Judge: Michael Small, Case: 22STCV12917, Date: 2024-06-04 Tentative Ruling

Case Number: 22STCV12917    Hearing Date: June 4, 2024    Dept: 57

Kia America's ("Kia") motion for summary judgment, or, alternatively, summary adjudication on Plaintiff Maria Salinas's ("Salinas") claims under the Song-Beverly Consumer Warranty Act ("the Song-Beverly Act") is denied.

Issue 1:  Claim for Breach of Express Warranty – Number of Repair Attempts 

In pertinent part, the Song-Beverly Act provides that if an authorized repair facility of a motor vehicle manufacturer "is unable to service or repair a . . . motor vehicle . . . to conform to the applicable express warranties after a reasonable number of attempts, the manufacturer shall either promptly replace the . . .  motor vehicle . . . or promptly make restitution to the buyer . . . . ."  (Civil Code Section 1793(d)(2).)   Under Silvio v. Ford Motor Co. (2003) 109 Cal.App.4th 1205, 1208, the manufacturer  is not required to replace a vehicle or make restitution "if it has had only one opportunity to repair the vehicle."  That is so, the Court said in Silvio, because the key word in the statute is "attempts," and that word is "plural."  (Ibid.)   The relevant jury instruction, CACI 3202, is based on Silvio.  It states that in determining whether the manufacturer's repair facility had a reasonable number of opportunities to make repairs, the facility "must have been given at least two opportunities" to do the repairs.  Issue 1 on which Kia moves for summary adjudication is that Kia's authorized repair facility was given only one attempt to make repairs to Salinas's Kia vehicle that is the subject of this litigation ("the Subject Vehicle"), and therefore, under Silvio, Salinas is not entitled to replacement of the Subject Vehicle or restitution as a matter of law.

In support of this argument, Kia furnished evidence of the service history of the Subject Vehicle.  That evidence shows that Salinas presented the Subject Vehicle to an authorized Kia repair facility, Kia of Carson, one time, on August 14, 2021.  Salinas's argument that Kia's evidence does not show that Salinas never presented the Subject Vehicle to any other repair facility is misplaced.  It was incumbent on Salinas  in response to Kia's evidence to come forward with service history evidence of her own showing that she presented the Subject Vehicle to some other repair facility.

Kia's service history evidence does not, however, entitle Kia to summary adjudication on issue 1.  That is because that evidence shows that Salinas presented the Subject Vehicle to Kia of Carson on August 14, 2021 to repair two separate defects, and that Kia of Carson kept the Subject Vehicle for nearly three months.  Silvio's more than one opportunity rule does not as a matter of law control the outcome here.  On these facts, it is for the jury at trial, not the Court on summary adjudication, to determine whether the extended period of time that the Subject Vehicle was left at Kia of Carson for repairs to two separate defects reflects more than one opportunity to make the repair.

Issue 2:  Damages for Failure to Begin Repairs Within 30 Days

Salinas's second cause of action alleges that Kia violated the Song-Beverly Act, Civil Code section 1793.2, subdivision (b), by failing to complete repairs to the Subject Vehicle within 30 days.   A violation of that provision entitles a consumer to damages pursuant to Civil Code section 1794, which says, in relevant part: “(a) Any buyer of consumer goods who is damaged by a failure to comply with any obligation under this chapter... may bring an action for the recovery of damages and other legal and equitable relief.” (emphasis added).

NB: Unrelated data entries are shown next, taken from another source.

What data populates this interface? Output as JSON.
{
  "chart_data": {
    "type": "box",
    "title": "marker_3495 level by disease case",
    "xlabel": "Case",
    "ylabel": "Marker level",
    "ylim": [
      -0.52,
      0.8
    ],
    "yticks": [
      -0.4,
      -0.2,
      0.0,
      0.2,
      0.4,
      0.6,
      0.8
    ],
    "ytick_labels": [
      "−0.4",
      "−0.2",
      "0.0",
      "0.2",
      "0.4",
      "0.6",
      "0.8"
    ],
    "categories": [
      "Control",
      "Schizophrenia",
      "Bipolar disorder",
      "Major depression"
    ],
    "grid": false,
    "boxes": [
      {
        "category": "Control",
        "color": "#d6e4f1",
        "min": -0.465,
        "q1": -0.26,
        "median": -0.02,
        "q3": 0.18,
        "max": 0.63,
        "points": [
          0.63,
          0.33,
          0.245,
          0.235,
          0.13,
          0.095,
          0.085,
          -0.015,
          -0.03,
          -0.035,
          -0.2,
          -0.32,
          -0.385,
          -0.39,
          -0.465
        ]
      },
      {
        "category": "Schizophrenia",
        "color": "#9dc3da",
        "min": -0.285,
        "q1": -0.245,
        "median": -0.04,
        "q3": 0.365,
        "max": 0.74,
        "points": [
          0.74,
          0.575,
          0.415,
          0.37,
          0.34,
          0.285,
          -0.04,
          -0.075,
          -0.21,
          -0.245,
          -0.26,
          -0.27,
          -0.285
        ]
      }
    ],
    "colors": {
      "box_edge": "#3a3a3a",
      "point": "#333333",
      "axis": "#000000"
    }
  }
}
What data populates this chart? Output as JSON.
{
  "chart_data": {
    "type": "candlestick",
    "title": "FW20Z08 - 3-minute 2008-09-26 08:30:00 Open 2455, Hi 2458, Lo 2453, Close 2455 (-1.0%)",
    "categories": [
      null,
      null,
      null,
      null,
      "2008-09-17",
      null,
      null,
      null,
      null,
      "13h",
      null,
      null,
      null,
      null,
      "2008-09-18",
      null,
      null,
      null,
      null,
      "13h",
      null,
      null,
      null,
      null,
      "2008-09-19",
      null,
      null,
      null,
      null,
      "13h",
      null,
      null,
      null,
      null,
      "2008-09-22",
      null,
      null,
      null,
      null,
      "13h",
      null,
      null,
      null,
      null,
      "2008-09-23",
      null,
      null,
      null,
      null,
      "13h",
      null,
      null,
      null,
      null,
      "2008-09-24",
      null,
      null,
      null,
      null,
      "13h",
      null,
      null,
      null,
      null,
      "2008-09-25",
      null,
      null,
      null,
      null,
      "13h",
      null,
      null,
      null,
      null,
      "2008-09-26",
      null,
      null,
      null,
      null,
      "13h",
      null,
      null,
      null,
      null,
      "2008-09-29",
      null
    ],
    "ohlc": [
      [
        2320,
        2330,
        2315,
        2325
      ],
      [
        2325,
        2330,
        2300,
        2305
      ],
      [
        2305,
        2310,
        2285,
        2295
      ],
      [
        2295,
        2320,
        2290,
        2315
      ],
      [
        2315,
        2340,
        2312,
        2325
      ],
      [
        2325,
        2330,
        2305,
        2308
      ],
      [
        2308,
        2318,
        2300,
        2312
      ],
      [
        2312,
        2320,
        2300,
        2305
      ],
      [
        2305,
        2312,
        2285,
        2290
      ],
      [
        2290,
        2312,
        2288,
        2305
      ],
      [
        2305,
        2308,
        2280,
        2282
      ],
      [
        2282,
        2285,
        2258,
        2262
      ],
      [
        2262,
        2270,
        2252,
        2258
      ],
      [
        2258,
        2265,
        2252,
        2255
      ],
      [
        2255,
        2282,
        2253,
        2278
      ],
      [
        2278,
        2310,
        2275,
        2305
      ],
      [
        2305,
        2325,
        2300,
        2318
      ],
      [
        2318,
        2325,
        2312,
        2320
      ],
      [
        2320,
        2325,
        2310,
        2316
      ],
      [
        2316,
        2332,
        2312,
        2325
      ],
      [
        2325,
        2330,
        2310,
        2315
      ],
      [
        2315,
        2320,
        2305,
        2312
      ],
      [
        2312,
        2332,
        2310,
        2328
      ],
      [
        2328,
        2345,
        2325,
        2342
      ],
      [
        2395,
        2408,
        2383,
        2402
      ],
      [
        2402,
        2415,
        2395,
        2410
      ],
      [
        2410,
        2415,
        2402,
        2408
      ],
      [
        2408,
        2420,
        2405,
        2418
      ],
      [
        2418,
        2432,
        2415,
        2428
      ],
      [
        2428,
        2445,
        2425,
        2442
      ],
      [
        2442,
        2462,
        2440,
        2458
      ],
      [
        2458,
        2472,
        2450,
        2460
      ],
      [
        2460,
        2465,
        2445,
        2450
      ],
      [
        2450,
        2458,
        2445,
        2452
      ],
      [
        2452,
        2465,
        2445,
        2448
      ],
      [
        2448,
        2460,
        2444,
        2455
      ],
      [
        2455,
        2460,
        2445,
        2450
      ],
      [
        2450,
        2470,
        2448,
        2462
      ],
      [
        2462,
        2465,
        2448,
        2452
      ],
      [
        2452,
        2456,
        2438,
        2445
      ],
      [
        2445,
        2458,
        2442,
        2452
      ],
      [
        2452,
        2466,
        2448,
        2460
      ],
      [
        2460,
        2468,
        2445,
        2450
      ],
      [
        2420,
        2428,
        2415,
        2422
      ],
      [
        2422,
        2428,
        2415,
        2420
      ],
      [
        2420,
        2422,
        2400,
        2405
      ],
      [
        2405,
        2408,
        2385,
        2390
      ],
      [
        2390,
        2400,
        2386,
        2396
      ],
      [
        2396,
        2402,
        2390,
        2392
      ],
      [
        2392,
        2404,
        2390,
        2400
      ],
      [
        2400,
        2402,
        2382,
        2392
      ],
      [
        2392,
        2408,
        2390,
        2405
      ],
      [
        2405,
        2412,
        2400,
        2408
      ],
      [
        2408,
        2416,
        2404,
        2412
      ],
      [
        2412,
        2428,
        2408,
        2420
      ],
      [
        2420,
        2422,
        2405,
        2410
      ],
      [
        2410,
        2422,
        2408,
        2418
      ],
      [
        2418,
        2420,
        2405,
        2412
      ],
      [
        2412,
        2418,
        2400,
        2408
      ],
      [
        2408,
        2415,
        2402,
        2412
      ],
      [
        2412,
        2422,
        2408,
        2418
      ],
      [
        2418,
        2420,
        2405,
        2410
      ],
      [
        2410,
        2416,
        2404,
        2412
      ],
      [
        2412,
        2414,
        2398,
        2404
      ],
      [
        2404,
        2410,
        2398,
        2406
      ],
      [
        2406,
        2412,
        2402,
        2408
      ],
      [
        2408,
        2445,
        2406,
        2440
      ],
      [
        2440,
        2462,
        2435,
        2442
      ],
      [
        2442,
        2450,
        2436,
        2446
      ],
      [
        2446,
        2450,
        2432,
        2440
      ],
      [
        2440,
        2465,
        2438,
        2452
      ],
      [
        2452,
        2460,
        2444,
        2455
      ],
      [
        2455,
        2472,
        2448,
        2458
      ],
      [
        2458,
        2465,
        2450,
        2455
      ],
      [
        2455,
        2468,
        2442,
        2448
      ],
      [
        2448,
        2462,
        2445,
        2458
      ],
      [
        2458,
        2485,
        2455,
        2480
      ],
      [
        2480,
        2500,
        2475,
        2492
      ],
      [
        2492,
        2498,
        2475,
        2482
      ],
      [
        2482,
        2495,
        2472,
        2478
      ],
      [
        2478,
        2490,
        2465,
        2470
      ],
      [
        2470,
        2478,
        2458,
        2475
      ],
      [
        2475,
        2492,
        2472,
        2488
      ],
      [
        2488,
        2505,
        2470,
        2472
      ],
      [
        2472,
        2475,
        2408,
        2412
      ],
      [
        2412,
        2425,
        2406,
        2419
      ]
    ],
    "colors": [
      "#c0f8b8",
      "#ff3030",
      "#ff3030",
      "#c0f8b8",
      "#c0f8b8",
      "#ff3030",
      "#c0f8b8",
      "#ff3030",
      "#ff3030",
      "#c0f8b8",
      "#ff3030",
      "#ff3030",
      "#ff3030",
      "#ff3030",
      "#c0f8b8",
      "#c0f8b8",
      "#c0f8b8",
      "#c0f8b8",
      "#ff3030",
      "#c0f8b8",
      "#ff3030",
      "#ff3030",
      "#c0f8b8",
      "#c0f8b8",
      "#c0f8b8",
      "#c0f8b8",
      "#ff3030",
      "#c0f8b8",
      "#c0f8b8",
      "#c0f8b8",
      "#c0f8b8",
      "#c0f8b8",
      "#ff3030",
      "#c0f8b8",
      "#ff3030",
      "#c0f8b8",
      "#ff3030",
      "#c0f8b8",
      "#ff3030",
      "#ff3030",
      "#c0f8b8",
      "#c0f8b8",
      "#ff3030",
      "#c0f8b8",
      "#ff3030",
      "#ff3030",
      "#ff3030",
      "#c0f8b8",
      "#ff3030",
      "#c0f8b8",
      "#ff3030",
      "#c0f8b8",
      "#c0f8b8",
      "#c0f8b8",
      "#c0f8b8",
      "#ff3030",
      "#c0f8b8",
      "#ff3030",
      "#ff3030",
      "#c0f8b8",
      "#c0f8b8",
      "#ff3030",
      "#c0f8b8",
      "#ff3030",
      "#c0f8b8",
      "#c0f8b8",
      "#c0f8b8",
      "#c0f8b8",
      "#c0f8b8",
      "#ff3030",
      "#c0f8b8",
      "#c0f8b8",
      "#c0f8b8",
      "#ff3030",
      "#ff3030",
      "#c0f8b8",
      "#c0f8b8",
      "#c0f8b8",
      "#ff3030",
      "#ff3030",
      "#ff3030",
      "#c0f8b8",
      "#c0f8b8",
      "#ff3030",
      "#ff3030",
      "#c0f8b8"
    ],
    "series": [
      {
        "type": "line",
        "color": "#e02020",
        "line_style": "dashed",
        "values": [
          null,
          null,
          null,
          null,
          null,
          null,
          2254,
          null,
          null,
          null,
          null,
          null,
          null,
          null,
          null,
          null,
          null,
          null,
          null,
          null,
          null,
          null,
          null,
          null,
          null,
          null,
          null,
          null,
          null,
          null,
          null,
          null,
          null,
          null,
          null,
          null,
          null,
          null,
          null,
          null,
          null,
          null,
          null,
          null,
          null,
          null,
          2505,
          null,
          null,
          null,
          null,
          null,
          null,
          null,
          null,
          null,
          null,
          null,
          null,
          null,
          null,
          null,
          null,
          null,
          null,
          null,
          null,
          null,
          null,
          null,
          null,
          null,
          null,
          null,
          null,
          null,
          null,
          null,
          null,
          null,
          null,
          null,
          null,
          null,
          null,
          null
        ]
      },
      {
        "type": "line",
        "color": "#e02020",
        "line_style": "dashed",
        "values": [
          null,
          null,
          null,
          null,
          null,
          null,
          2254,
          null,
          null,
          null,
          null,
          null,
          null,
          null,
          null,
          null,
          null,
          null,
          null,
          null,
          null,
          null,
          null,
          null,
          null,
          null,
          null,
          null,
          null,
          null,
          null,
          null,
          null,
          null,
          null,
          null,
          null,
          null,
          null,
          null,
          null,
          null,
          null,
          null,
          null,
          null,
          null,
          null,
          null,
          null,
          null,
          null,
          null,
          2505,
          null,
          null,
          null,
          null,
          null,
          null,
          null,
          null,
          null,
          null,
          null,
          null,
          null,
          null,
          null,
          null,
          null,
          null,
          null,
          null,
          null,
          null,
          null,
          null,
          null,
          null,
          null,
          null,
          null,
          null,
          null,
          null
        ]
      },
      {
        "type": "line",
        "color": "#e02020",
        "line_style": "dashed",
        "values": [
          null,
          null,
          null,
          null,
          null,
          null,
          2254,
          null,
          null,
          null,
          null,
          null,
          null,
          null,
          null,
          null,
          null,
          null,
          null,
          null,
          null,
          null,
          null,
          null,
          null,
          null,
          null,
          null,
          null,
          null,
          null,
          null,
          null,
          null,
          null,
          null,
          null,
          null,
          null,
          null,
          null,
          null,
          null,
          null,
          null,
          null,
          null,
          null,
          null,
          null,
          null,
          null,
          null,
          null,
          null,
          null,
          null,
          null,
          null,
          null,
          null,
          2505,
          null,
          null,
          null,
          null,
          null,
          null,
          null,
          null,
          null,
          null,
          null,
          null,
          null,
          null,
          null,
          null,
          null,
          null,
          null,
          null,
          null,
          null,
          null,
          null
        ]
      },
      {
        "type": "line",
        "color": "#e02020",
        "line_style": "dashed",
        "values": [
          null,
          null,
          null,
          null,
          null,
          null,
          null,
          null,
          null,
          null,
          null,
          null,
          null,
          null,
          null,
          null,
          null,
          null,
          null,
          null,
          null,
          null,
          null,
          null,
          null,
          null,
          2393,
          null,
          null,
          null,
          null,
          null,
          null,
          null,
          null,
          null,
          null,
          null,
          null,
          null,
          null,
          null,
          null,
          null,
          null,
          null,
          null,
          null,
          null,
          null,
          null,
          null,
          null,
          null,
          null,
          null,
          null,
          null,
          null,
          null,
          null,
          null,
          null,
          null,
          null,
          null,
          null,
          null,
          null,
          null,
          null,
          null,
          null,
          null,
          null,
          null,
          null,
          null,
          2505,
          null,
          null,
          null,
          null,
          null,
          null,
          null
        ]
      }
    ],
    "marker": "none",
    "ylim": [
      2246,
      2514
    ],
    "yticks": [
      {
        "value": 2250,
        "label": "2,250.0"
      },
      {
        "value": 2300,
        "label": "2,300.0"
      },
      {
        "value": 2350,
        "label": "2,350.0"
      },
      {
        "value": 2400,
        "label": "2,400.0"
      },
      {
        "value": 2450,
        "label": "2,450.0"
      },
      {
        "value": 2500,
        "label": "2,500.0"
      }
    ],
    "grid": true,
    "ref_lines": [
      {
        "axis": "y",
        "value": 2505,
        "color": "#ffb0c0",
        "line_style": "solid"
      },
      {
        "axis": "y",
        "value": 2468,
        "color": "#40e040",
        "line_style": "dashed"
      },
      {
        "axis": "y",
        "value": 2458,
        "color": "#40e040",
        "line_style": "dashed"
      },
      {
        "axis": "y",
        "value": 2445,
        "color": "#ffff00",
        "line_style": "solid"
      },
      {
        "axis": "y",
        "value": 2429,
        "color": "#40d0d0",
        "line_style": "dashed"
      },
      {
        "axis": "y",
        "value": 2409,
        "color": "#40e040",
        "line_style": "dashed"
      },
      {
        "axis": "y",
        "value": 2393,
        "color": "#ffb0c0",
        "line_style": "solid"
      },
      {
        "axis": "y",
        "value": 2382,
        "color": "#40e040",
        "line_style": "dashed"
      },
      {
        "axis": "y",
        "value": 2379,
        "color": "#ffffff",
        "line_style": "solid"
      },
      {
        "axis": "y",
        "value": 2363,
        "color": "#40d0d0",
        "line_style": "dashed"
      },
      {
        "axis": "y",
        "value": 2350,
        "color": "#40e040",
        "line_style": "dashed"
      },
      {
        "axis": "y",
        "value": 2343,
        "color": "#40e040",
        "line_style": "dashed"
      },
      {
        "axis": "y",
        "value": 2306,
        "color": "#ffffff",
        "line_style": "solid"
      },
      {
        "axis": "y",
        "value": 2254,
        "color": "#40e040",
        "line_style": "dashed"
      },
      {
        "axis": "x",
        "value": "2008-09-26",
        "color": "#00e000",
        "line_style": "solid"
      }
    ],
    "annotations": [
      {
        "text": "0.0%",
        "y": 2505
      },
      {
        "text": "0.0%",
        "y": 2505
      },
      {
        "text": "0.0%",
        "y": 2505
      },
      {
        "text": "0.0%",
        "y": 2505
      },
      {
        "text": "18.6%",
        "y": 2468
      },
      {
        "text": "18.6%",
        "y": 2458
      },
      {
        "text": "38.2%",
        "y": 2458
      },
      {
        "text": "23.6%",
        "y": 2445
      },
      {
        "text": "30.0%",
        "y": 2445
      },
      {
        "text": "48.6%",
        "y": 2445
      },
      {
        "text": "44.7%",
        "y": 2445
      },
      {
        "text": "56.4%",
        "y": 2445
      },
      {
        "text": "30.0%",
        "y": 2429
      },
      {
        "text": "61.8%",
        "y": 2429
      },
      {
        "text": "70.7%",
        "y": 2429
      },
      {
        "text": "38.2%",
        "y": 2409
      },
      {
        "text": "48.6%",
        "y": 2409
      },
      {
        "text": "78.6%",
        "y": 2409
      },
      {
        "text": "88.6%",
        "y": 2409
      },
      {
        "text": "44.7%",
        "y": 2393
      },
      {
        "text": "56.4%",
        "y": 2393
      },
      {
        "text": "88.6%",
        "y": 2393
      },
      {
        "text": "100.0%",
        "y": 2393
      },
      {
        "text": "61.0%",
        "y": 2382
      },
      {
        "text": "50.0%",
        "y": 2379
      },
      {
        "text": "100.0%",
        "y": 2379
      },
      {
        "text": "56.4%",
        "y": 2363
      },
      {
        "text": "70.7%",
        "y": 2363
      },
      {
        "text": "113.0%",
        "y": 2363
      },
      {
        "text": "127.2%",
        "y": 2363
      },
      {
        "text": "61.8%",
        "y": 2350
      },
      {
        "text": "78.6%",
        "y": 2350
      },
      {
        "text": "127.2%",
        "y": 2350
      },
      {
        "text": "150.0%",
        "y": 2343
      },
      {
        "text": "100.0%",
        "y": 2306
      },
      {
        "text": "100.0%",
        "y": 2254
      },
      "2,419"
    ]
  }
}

In turn, Civil Code section 1794 sets forth a comprehensive remedial scheme for claims brought under the Song-Beverly Act, including revocation of acceptance of the vehicle and damages for amounts paid towards the vehicle.  

Because the evidence is that repairs on the Subject Vehicle were not completed within the prescribed 30 days period, Salinas is entitled to seek damages arising from that violation of the statute.  Further, there is a disputed issue of material fact as to whether Salinas incurred expenses for a rental car while the Subject Vehicle was Kia of Carson for nearly three months.